Moraes, que é relator dos casos, tem apenas intimado as testemunhas de acusação, indicadas pelo Ministério Público, as quais são obrigadas a comparecer em dia e hora marcados. Já os advogados de defesa dos réus devem localizar, por conta própria, suas testemunhas e convencê-las a comparecer voluntariamente, estabelecendo um tratamento desigual entre acusação e defesa.
“Um advogado, muitas vezes, nem conhece a testemunha. Ele sabe de uma pessoa que tem algo a dizer, que possa ser relevante para o seu cliente no contexto da produção da prova, e a arrola [indica ao juiz] como testemunha. O que não significa que ele tenha um contato direto ou proximidade com essa pessoa”, diz Rodrigo Chemin, doutor em Direito e professor de Direito Processual Penal.
Ação de Moraes contraria princípios do contraditório e da ampla defesa, garantidos pela Constituição
André Pontarolli, mestre em Direito e professor de Direito Penal e Criminologia, explica que a decisão do ministro Alexandre de Moraes afronta princípios constitucionais do devido processo legal. “O contraditório exige a paridade de armas entre acusação e defesa, sendo que cada parte deve ter as mesmas oportunidades probatórias. A acusação não pode ser beneficiada com a força coercitiva do aparato estatal para assegurar sua prova, enquanto se impõe à defesa a responsabilidade de conduzir testemunhas, muitas vezes autoridades, sob o risco de comprometimento da prova essencial à sua tese”, defende o jurista.

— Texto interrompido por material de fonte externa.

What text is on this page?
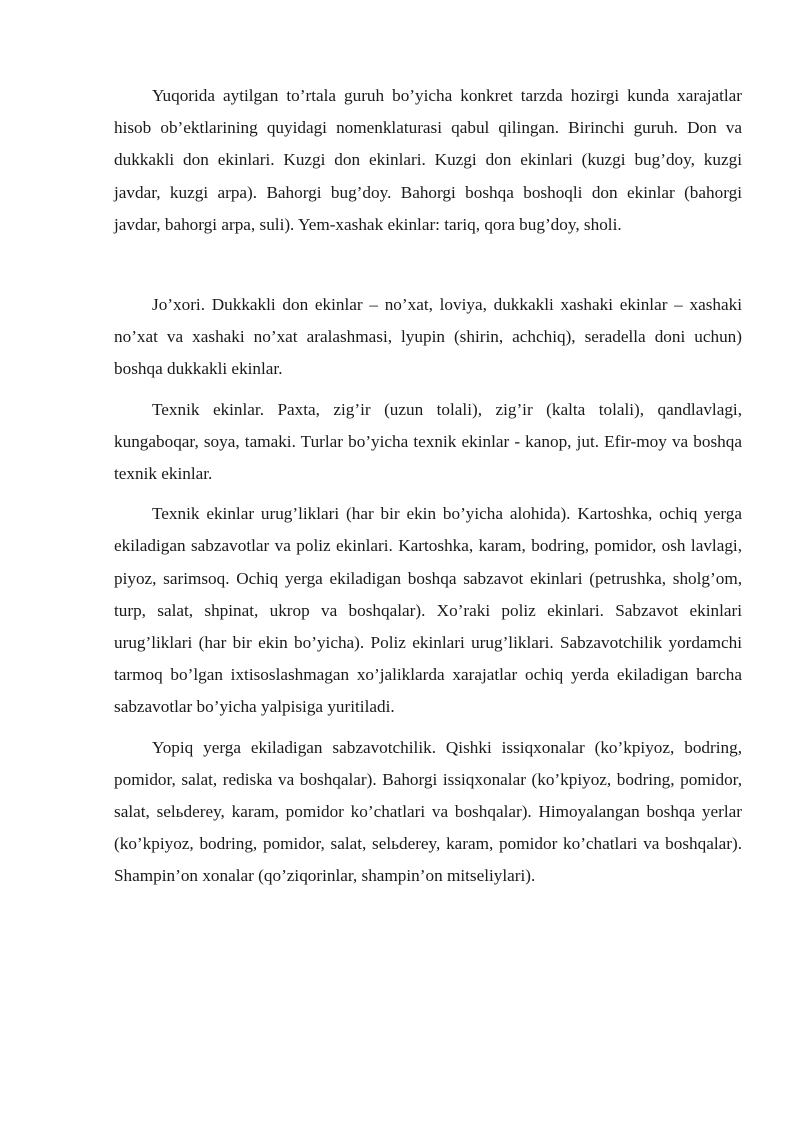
Yuqorida aytilgan to’rtala guruh bo’yicha konkret tarzda hozirgi kunda xarajatlar hisob ob’ektlarining quyidagi nomenklaturasi qabul qilingan. Birinchi guruh. Don va dukkakli don ekinlari. Kuzgi don ekinlari. Kuzgi don ekinlari (kuzgi bug’doy, kuzgi javdar, kuzgi arpa). Bahorgi bug’doy. Bahorgi boshqa boshoqli don ekinlar (bahorgi javdar, bahorgi arpa, suli). Yem-xashak ekinlar: tariq, qora bug’doy, sholi.

Jo’xori. Dukkakli don ekinlar – no’xat, loviya, dukkakli xashaki ekinlar – xashaki no’xat va xashaki no’xat aralashmasi, lyupin (shirin, achchiq), seradella doni uchun) boshqa dukkakli ekinlar.

Texnik ekinlar. Paxta, zig’ir (uzun tolali), zig’ir (kalta tolali), qandlavlagi, kungaboqar, soya, tamaki. Turlar bo’yicha texnik ekinlar - kanop, jut. Efir-moy va boshqa texnik ekinlar.

Texnik ekinlar urug’liklari (har bir ekin bo’yicha alohida). Kartoshka, ochiq yerga ekiladigan sabzavotlar va poliz ekinlari. Kartoshka, karam, bodring, pomidor, osh lavlagi, piyoz, sarimsoq. Ochiq yerga ekiladigan boshqa sabzavot ekinlari (petrushka, sholg’om, turp, salat, shpinat, ukrop va boshqalar). Xo’raki poliz ekinlari. Sabzavot ekinlari urug’liklari (har bir ekin bo’yicha). Poliz ekinlari urug’liklari. Sabzavotchilik yordamchi tarmoq bo’lgan ixtisoslashmagan xo’jaliklarda xarajatlar ochiq yerda ekiladigan barcha sabzavotlar bo’yicha yalpisiga yuritiladi.

Yopiq yerga ekiladigan sabzavotchilik. Qishki issiqxonalar (ko’kpiyoz, bodring, pomidor, salat, rediska va boshqalar). Bahorgi issiqxonalar (ko’kpiyoz, bodring, pomidor, salat, selьderey, karam, pomidor ko’chatlari va boshqalar). Himoyalangan boshqa yerlar (ko’kpiyoz, bodring, pomidor, salat, selьderey, karam, pomidor ko’chatlari va boshqalar). Shampin’on xonalar (qo’ziqorinlar, shampin’on mitseliylari).
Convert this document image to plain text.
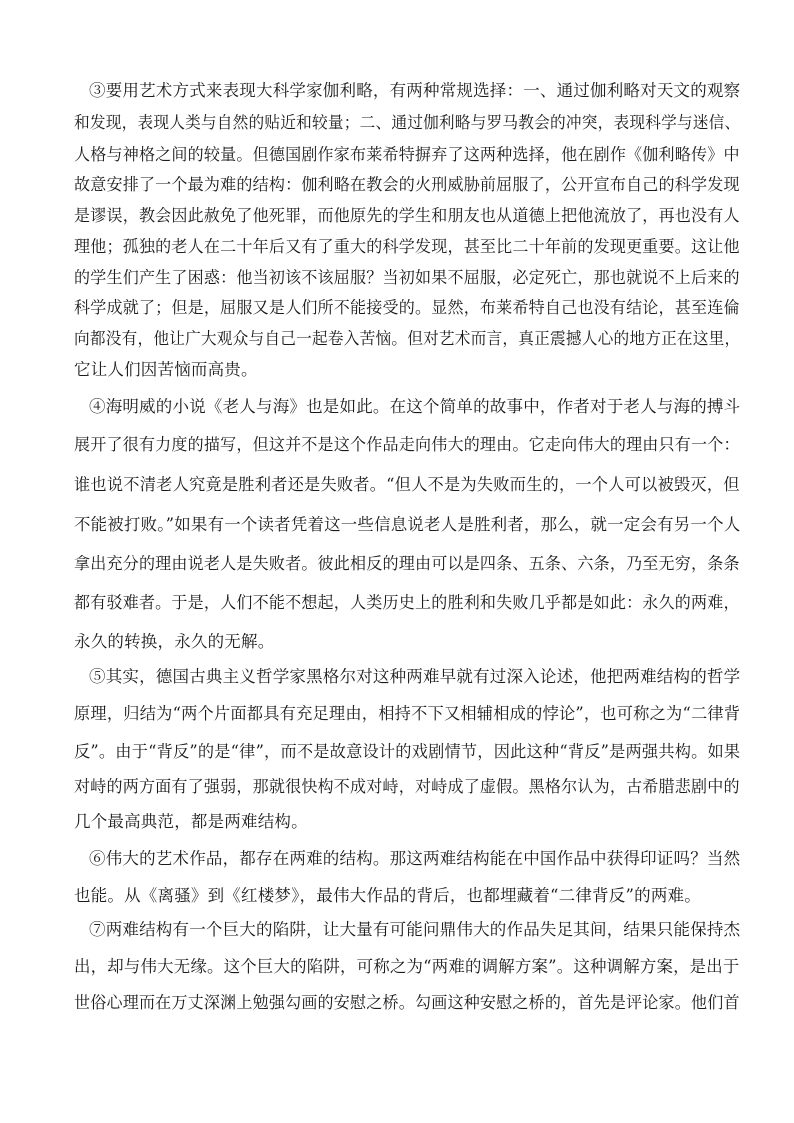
③要用艺术方式来表现大科学家伽利略，有两种常规选择：一、通过伽利略对天文的观察
和发现，表现人类与自然的贴近和较量；二、通过伽利略与罗马教会的冲突，表现科学与迷信、
人格与神格之间的较量。但德国剧作家布莱希特摒弃了这两种选择，他在剧作《伽利略传》中
故意安排了一个最为难的结构：伽利略在教会的火刑威胁前屈服了，公开宣布自己的科学发现
是谬误，教会因此赦免了他死罪，而他原先的学生和朋友也从道德上把他流放了，再也没有人
理他；孤独的老人在二十年后又有了重大的科学发现，甚至比二十年前的发现更重要。这让他
的学生们产生了困惑：他当初该不该屈服？当初如果不屈服，必定死亡，那也就说不上后来的
科学成就了；但是，屈服又是人们所不能接受的。显然，布莱希特自己也没有结论，甚至连倫
向都没有，他让广大观众与自己一起卷入苦恼。但对艺术而言，真正震撼人心的地方正在这里，
它让人们因苦恼而高贵。
④海明威的小说《老人与海》也是如此。在这个简单的故事中，作者对于老人与海的搏斗
展开了很有力度的描写，但这并不是这个作品走向伟大的理由。它走向伟大的理由只有一个：
谁也说不清老人究竟是胜利者还是失败者。“但人不是为失败而生的，一个人可以被毁灭，但
不能被打败。”如果有一个读者凭着这一些信息说老人是胜利者，那么，就一定会有另一个人
拿出充分的理由说老人是失败者。彼此相反的理由可以是四条、五条、六条，乃至无穷，条条
都有驳难者。于是，人们不能不想起，人类历史上的胜利和失败几乎都是如此：永久的两难，
永久的转换，永久的无解。
⑤其实，德国古典主义哲学家黑格尔对这种两难早就有过深入论述，他把两难结构的哲学
原理，归结为“两个片面都具有充足理由，相持不下又相辅相成的悖论”，也可称之为“二律背
反”。由于“背反”的是“律”，而不是故意设计的戏剧情节，因此这种“背反”是两强共构。如果
对峙的两方面有了强弱，那就很快构不成对峙，对峙成了虚假。黑格尔认为，古希腊悲剧中的
几个最高典范，都是两难结构。
⑥伟大的艺术作品，都存在两难的结构。那这两难结构能在中国作品中获得印证吗？当然
也能。从《离骚》到《红楼梦》，最伟大作品的背后，也都埋藏着“二律背反”的两难。
⑦两难结构有一个巨大的陷阱，让大量有可能问鼎伟大的作品失足其间，结果只能保持杰
出，却与伟大无缘。这个巨大的陷阱，可称之为“两难的调解方案”。这种调解方案，是出于
世俗心理而在万丈深渊上勉强勾画的安慰之桥。勾画这种安慰之桥的，首先是评论家。他们首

A Associação Nacional da Advocacia Criminal (Anacrim) também criticou a medida ao apresentar, no último dia 15, uma nota de repúdio sobre a situação. “A decisão — que ignora o evidente desequilíbrio estrutural entre defesa e acusação, esta última munida de aparato estatal — representa um esvaziamento do papel garantidor do juízo criminal na produção probatória e impõe à defesa um ônus desproporcional, colocando-a em situação de clara desvantagem frente ao Estado-acusador”, afirma a nota.
Moraes justificou decisão baseado no Código de Processo Civil
Para embasar sua decisão, o ministro Alexandre de Moraes recorreu ao artigo 455 do Código de Processo Civil (CPC), que estabelece que a intimação de testemunhas pode ser feita diretamente pelo advogado, sem necessidade de intervenção do juiz. No entanto, o artigo 396-A do Código de Processo Penal (CPP) é claro ao assegurar à defesa o direito de requerer a intimação judicial de testemunhas, quando necessário.

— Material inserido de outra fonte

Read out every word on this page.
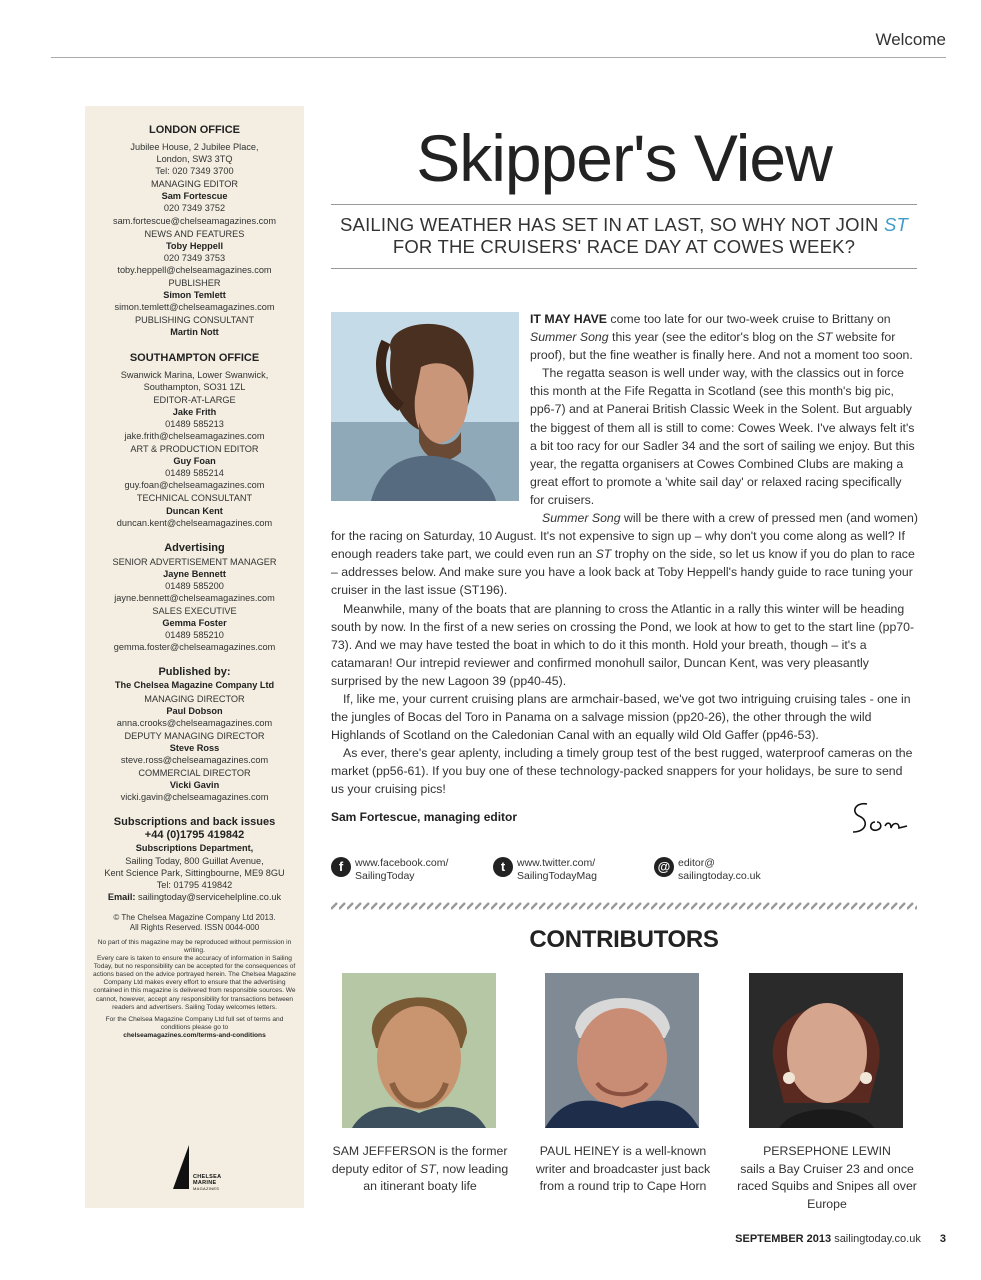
Welcome
LONDON OFFICE
Jubilee House, 2 Jubilee Place,
London, SW3 3TQ
Tel: 020 7349 3700
MANAGING EDITOR
Sam Fortescue
020 7349 3752
sam.fortescue@chelseamagazines.com
NEWS AND FEATURES
Toby Heppell
020 7349 3753
toby.heppell@chelseamagazines.com
PUBLISHER
Simon Temlett
simon.temlett@chelseamagazines.com
PUBLISHING CONSULTANT
Martin Nott
SOUTHAMPTON OFFICE
Swanwick Marina, Lower Swanwick,
Southampton, SO31 1ZL
EDITOR-AT-LARGE
Jake Frith
01489 585213
jake.frith@chelseamagazines.com
ART & PRODUCTION EDITOR
Guy Foan
01489 585214
guy.foan@chelseamagazines.com
TECHNICAL CONSULTANT
Duncan Kent
duncan.kent@chelseamagazines.com
Advertising
SENIOR ADVERTISEMENT MANAGER
Jayne Bennett
01489 585200
jayne.bennett@chelseamagazines.com
SALES EXECUTIVE
Gemma Foster
01489 585210
gemma.foster@chelseamagazines.com
Published by:
The Chelsea Magazine Company Ltd
MANAGING DIRECTOR
Paul Dobson
anna.crooks@chelseamagazines.com
DEPUTY MANAGING DIRECTOR
Steve Ross
steve.ross@chelseamagazines.com
COMMERCIAL DIRECTOR
Vicki Gavin
vicki.gavin@chelseamagazines.com
Subscriptions and back issues
+44 (0)1795 419842
Subscriptions Department,
Sailing Today, 800 Guillat Avenue,
Kent Science Park, Sittingbourne, ME9 8GU
Tel: 01795 419842
Email: sailingtoday@servicehelpline.co.uk
© The Chelsea Magazine Company Ltd 2013.
All Rights Reserved. ISSN 0044-000
No part of this magazine may be reproduced without permission in writing.
Every care is taken to ensure the accuracy of information in Sailing Today, but no responsibility can be accepted for the consequences of actions based on the advice portrayed herein. The Chelsea Magazine Company Ltd makes every effort to ensure that the advertising contained in this magazine is delivered from responsible sources. We cannot, however, accept any responsibility for transactions between readers and advertisers. Sailing Today welcomes letters.
For the Chelsea Magazine Company Ltd full set of terms and conditions please go to
chelseamagazines.com/terms-and-conditions
CHELSEA
MARINE
MAGAZINES
Skipper's View
SAILING WEATHER HAS SET IN AT LAST, SO WHY NOT JOIN ST
FOR THE CRUISERS' RACE DAY AT COWES WEEK?

IT MAY HAVE come too late for our two-week cruise to Brittany on Summer Song this year (see the editor's blog on the ST website for proof), but the fine weather is finally here. And not a moment too soon.

The regatta season is well under way, with the classics out in force this month at the Fife Regatta in Scotland (see this month's big pic, pp6-7) and at Panerai British Classic Week in the Solent. But arguably the biggest of them all is still to come: Cowes Week. I've always felt it's a bit too racy for our Sadler 34 and the sort of sailing we enjoy. But this year, the regatta organisers at Cowes Combined Clubs are making a great effort to promote a 'white sail day' or relaxed racing specifically for cruisers.

Summer Song will be there with a crew of pressed men (and women) for the racing on Saturday, 10 August. It's not expensive to sign up – why don't you come along as well? If enough readers take part, we could even run an ST trophy on the side, so let us know if you do plan to race – addresses below. And make sure you have a look back at Toby Heppell's handy guide to race tuning your cruiser in the last issue (ST196).

Meanwhile, many of the boats that are planning to cross the Atlantic in a rally this winter will be heading south by now. In the first of a new series on crossing the Pond, we look at how to get to the start line (pp70-73). And we may have tested the boat in which to do it this month. Hold your breath, though – it's a catamaran! Our intrepid reviewer and confirmed monohull sailor, Duncan Kent, was very pleasantly surprised by the new Lagoon 39 (pp40-45).

If, like me, your current cruising plans are armchair-based, we've got two intriguing cruising tales - one in the jungles of Bocas del Toro in Panama on a salvage mission (pp20-26), the other through the wild Highlands of Scotland on the Caledonian Canal with an equally wild Old Gaffer (pp46-53).

As ever, there's gear aplenty, including a timely group test of the best rugged, waterproof cameras on the market (pp56-61). If you buy one of these technology-packed snappers for your holidays, be sure to send us your cruising pics!

Sam Fortescue, managing editor
f	www.facebook.com/
SailingToday
t	www.twitter.com/
SailingTodayMag
@ editor@
sailingtoday.co.uk
CONTRIBUTORS
SAM JEFFERSON is the former deputy editor of ST, now leading an itinerant boaty life
PAUL HEINEY is a well-known writer and broadcaster just back from a round trip to Cape Horn
PERSEPHONE LEWIN
sails a Bay Cruiser 23 and once raced Squibs and Snipes all over Europe
SEPTEMBER 2013 sailingtoday.co.uk 3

Chemin critica o uso do CPC nesse contexto, pois, segundo ele, a analogia não se sustenta juridicamente. “O Código de Processo Penal até permite analogias com o Código de Processo Civil, quando há uma lacuna na regra. Neste caso, não há lacuna alguma. Então, a regra é a do Código de Processo Penal, que aliás tem uma perspectiva de instrução diferente dos processos de natureza civil”, esclarece o jurista.
Decisão de Moraes pode gerar “efeito cascata” e comprometer validade de processos
Segundo Pontarolli, o tratamento desigual dado às partes pode comprometer a validade do processo e levar à nulidade da sentença. “A nulidade se verifica a partir do momento em que ocorrido o cerceamento, de forma que a sentença poderá ficar comprometida por derivação. Reconhecida a nulidade, todos os atos nulos precisarão ser refeitos”, afirma. Ele cita como precedente o Recurso Especial 2.098.923, julgado pela 5ª Turma do Superior Tribunal de Justiça (STJ), que reforça a obrigação do juiz de intimar testemunhas de defesa quando solicitado.
Para Chemin, a decisão de Moraes não apenas contraria precedentes consolidados, como também cria um novo parâmetro perigoso para instâncias inferiores. “Essas decisões criam formas de interpretar que depois são replicadas por juízes de primeiro grau. Isso é bem perigoso, porque vai dificultar o exercício de defesa, que é uma garantia constitucional importante, a partir de um modelo imposto pelo STF”, alerta.
A Anacrim também chamou a atenção para o risco de generalização da prática. A entidade advertiu o possível “efeito cascata”, que, segundo a instituição, “pode produzir nos demais órgãos do Poder Judiciário, notadamente em juízos de primeiro grau e tribunais estaduais e federais, normalizando uma prática que desfigura o modelo acusatório e fomenta perigosamente o processo penal de um sistema inquisitório”.
A situação se agrava no caso dos réus do 8 de janeiro, por estarem sendo julgados diretamente pelo Supremo Tribunal Federal. Embora exista a possibilidade de recorrer ou de solicitar nulidades, os recursos são analisados pela própria Corte, o que dificulta significativamente a revisão de decisões que restrinjam o direito de defesa.